To estimate the prevalence of fibromyalgia in Olmsted County, MN, Ann Vincent, MD, from the Mayo Clinic in Rochester, MN, and colleagues used two methods: a review of medical records for 3,410 potential fibromyalgia patients to estimate diagnosed fibromyalgia in clinical practice, and a random mail survey for potential fibromyalgia in 830 respondents (27.6%) among 2,994 adults.

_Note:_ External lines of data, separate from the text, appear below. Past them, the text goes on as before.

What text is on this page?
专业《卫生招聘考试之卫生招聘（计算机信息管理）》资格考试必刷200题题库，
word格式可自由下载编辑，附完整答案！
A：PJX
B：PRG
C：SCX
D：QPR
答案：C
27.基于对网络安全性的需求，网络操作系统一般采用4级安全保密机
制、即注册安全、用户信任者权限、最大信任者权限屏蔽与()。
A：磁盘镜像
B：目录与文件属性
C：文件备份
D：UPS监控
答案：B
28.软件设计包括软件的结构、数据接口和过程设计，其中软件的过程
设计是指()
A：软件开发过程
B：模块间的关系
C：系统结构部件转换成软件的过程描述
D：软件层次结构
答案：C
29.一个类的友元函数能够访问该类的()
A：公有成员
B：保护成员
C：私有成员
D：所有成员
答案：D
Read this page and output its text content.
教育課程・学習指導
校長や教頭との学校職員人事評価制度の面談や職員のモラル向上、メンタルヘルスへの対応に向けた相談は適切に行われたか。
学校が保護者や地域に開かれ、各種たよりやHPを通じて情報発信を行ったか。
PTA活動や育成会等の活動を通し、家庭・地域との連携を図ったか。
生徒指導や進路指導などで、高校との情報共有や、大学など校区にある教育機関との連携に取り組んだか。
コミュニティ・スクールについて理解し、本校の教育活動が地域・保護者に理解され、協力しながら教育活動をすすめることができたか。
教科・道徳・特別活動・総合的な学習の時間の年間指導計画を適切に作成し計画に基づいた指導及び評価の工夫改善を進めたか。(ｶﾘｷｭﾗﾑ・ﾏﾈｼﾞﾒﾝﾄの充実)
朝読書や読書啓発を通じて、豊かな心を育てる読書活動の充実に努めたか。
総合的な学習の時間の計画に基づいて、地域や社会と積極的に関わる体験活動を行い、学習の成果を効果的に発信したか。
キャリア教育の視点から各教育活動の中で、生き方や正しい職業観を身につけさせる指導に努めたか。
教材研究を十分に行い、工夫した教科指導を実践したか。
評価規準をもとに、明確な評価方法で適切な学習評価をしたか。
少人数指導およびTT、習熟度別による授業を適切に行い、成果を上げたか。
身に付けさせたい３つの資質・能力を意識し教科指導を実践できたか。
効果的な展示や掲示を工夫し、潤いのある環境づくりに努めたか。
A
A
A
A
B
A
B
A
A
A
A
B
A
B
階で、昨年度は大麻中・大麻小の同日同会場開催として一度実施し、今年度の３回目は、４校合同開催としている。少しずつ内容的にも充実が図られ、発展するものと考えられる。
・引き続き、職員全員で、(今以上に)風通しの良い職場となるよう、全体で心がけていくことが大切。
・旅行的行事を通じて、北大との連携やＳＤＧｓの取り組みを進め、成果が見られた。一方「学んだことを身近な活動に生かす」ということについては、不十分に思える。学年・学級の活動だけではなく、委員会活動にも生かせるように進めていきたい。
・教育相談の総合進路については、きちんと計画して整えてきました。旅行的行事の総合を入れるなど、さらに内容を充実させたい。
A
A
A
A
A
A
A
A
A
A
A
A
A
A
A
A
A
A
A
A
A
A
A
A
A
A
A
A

The researchers found that, using the first method, 1,115 patients had been diagnosed with fibromyalgia, giving an age- and sex-adjusted prevalence of diagnosed fibromyalgia of 1.1%. Using the second method, 44 adults met the criteria for fibromyalgia, giving an age- and sex-adjusted prevalence of fibromyalgia in the general population of this county of 6.4%. Using the first method, the age-adjusted prevalence was significantly higher for women than men (2.00 vs. 0.14%).
"Our results suggest that patients, particularly men, who meet the fibromyalgia research survey criteria are unlikely to have been given a diagnosis of fibromyalgia," Vincent and colleagues conclude.